I am conducting a retrospective study where I have a cohort of cases who underwent the same surgical procedure. The primary outcome of the study is the recurrence incidence rate during a follow up period of up to seven years. The risk of recurrence is known to be highest during the first year and then decrease over time.

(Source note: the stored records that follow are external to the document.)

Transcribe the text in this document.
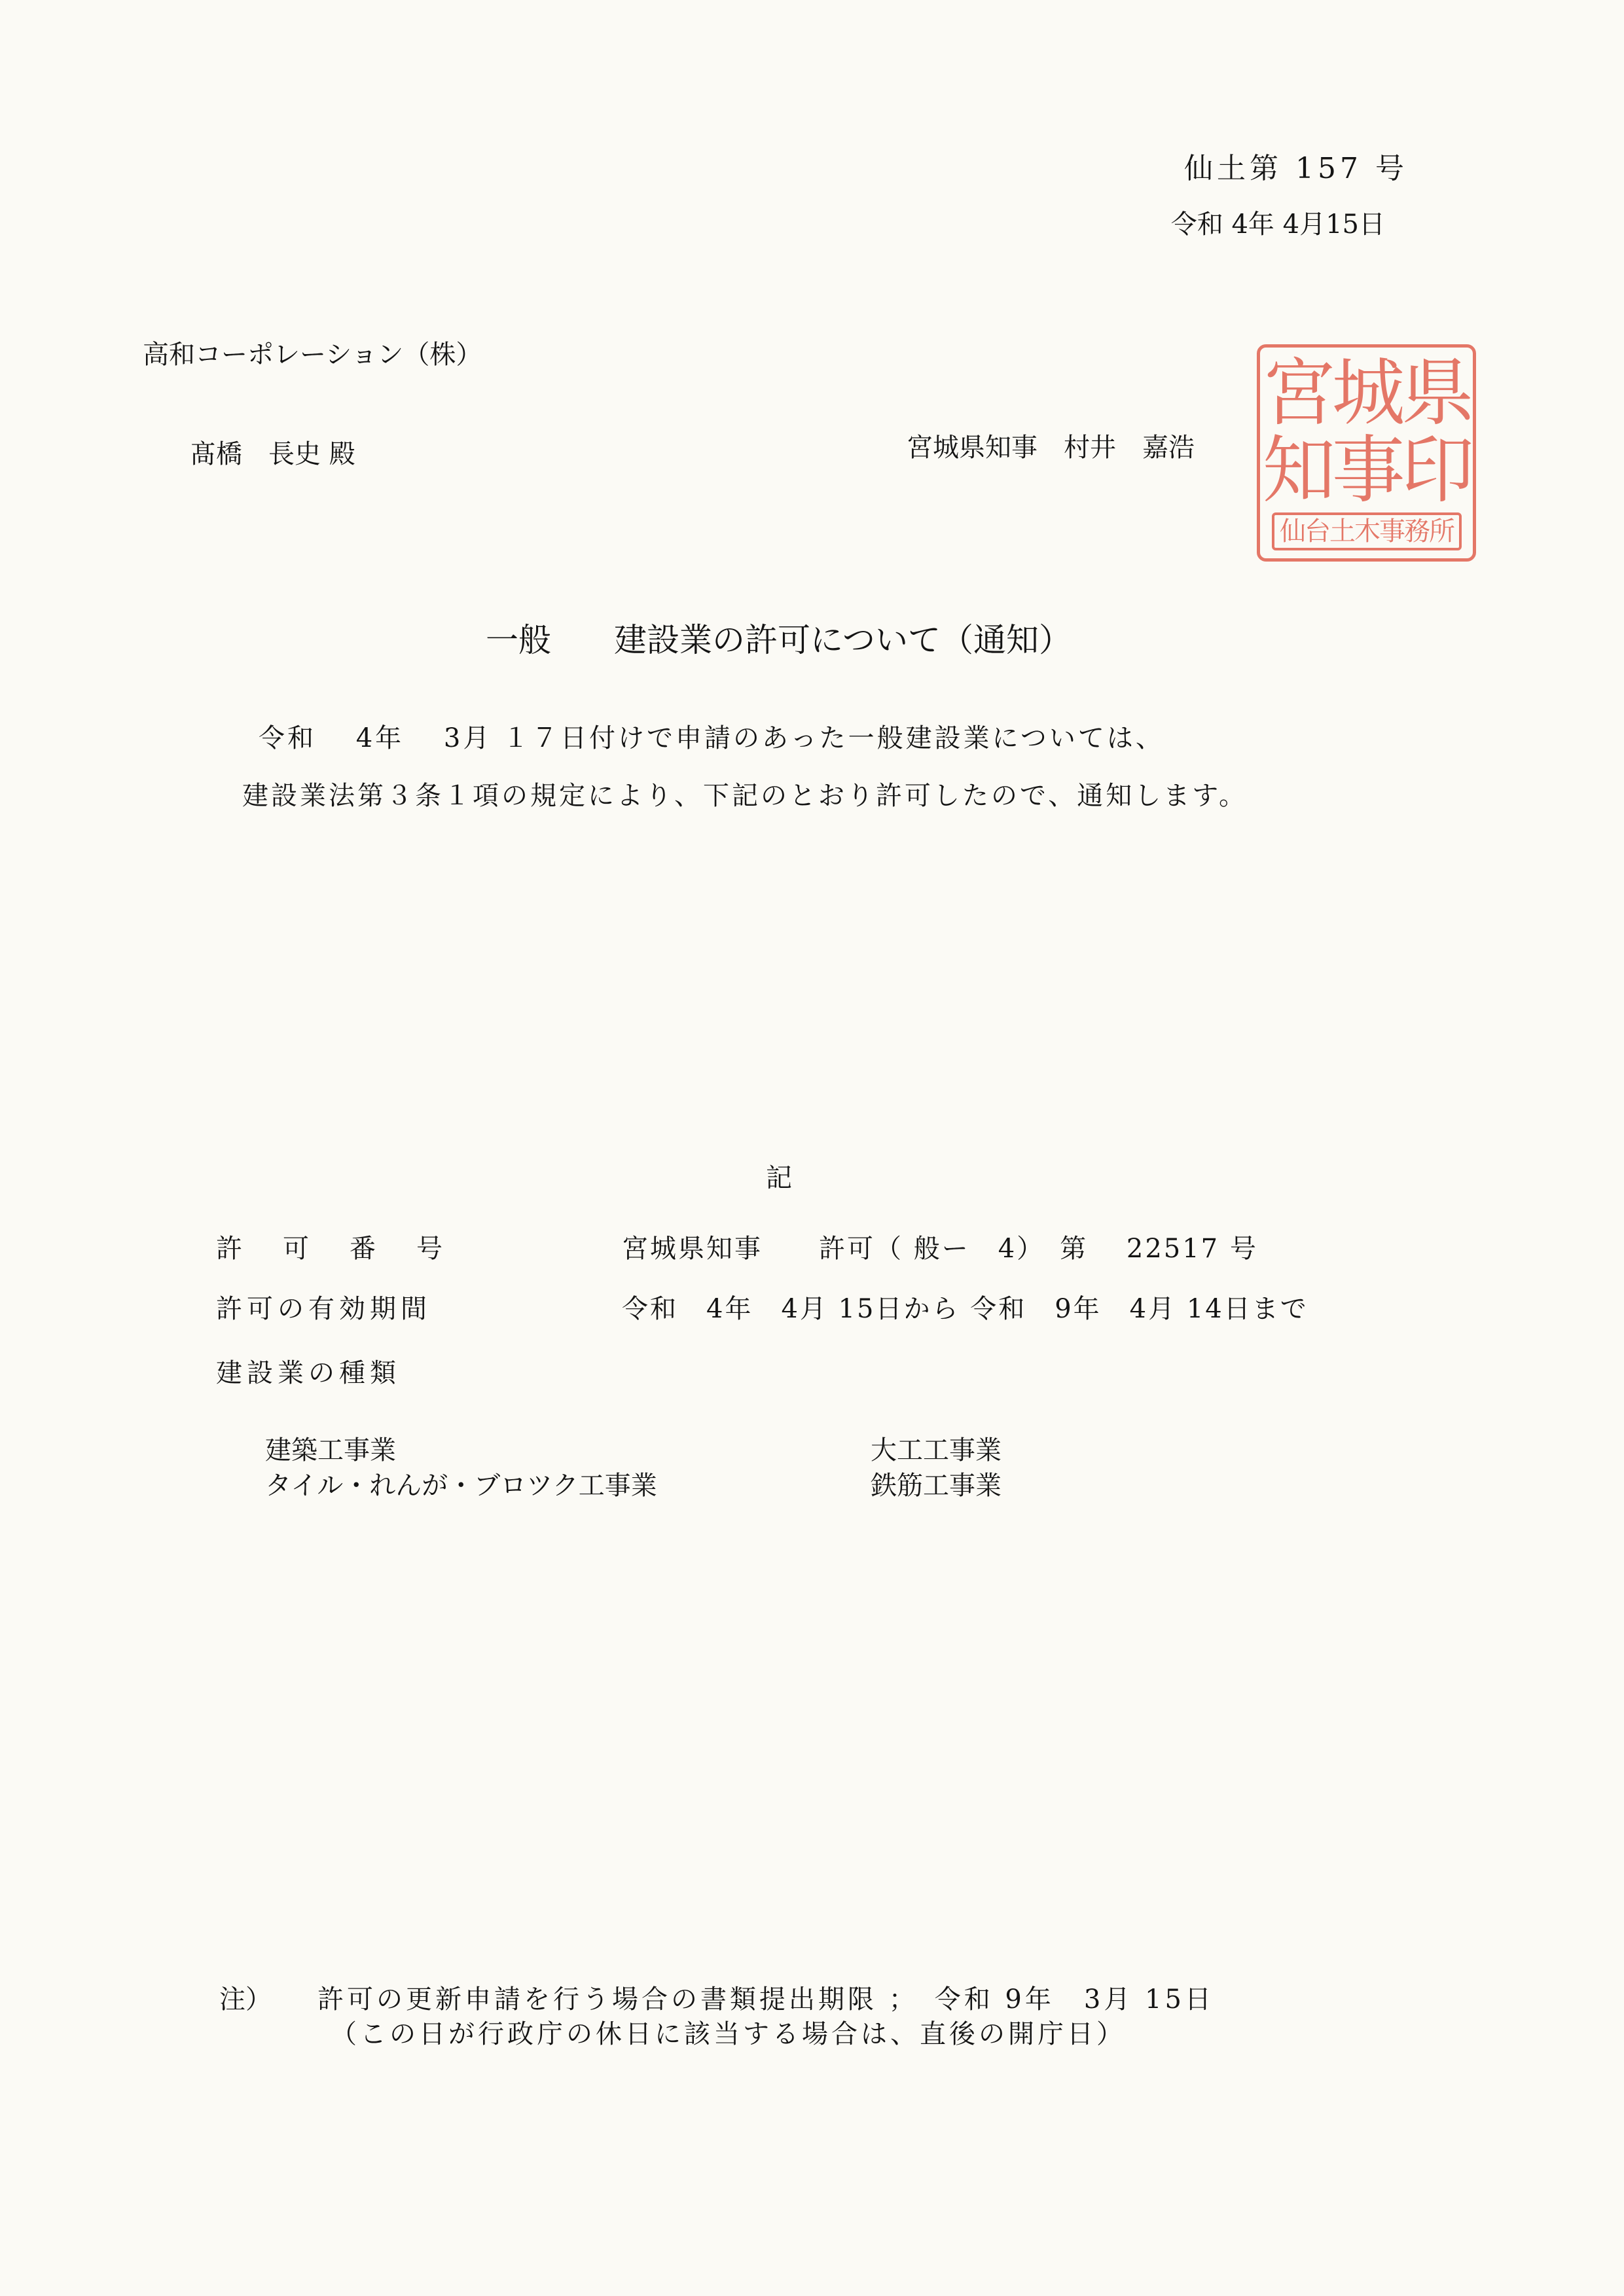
仙土第 157 号
令和 4年 4月15日
高和コーポレーション（株）
髙橋　長史 殿	宮城県知事　村井　嘉浩
宮城県
知事印
仙台土木事務所
一般 建設業の許可について（通知）
令和　 4年　 3月 １７日付けで申請のあった一般建設業については、
建設業法第３条１項の規定により、下記のとおり許可したので、通知します。
記
許可番号	宮城県知事　　許可（ 般ー　4）　第　 22517 号
許可の有効期間	令和　4年　4月 15日から 令和　9年　4月 14日まで
建設業の種類
建築工事業	大工工事業
タイル・れんが・ブロツク工事業	鉄筋工事業
注） 許可の更新申請を行う場合の書類提出期限 ；　令和 9年　3月 15日
（この日が行政庁の休日に該当する場合は、直後の開庁日）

I am investigating how a specific event during follow-up influence the risk of recurrence. I have identified 237 cases with the specific event (P) (group A), and matched this group 1:3 (based on other known risk factors) with cases without the specific event (group B).
Overall recurrence rate:
Group A: 43/237 = 18.1% Group B: 78/711 = 11.0%
Thus, P seems to effect the recurrence rate. However, in group A, 19 of the recurrences actually happened prior to P, and thus these 19 recurrences can't be contributed to the effect of P.

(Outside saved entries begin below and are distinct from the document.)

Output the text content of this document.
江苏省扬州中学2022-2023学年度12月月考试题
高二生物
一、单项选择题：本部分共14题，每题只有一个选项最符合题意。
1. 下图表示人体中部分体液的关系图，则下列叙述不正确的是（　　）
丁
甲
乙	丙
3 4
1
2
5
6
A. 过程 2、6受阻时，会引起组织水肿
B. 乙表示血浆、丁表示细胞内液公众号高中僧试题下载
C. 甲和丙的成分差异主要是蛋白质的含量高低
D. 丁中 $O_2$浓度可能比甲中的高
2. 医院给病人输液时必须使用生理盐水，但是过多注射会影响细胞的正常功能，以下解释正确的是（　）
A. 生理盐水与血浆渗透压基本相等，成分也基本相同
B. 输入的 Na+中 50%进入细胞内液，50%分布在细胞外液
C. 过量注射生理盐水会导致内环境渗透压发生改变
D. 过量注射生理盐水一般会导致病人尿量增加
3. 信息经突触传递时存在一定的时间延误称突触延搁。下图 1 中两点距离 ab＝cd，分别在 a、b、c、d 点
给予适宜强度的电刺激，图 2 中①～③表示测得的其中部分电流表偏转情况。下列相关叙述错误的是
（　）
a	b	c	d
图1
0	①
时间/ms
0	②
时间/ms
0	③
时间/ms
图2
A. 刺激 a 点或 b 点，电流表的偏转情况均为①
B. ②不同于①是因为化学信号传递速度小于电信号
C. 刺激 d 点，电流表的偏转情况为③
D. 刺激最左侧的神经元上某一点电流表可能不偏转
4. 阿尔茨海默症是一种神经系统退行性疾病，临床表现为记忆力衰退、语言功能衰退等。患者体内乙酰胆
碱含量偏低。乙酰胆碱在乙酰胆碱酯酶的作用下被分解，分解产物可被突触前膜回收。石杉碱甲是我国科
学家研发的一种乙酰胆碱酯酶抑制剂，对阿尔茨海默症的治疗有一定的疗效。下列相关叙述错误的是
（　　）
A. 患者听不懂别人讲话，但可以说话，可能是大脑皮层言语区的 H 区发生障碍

Therefore, I fitted an Extended Cox PH regression using the survival-package in R as follows:
data <- read.csv2(file="Dataset.csv", header=T, sep=";", dec=",") sdata <- tmerge(data, data, id=1:nrow(data),death = event(ftime, Recurrence), P = tdc(Ptime)) ftime = total days of follow up, Recurrence = 0/1, P = the specific event (0/1), and Ptime = days from start to P (NA if P=0). Call: coxph(formula = Surv(tstart, tstop, death) ~ P, data = sdata) coef exp(coef) se(coef) z p P -0.552 0.576 0.23 -2.4 0.017 Likelihood ratio test=6.35 on 1 df, p=0.0118 n= 1165, number of events= 121
This model reports that those who have experienced P are less likely to have a recurrence. However, this must be due to P occurring after a median of ~ 1 year after start, and the model thus simply reports the reduced risk of a recurrence, if you have not failed until then.
Is it possible to fit a model that take this into account?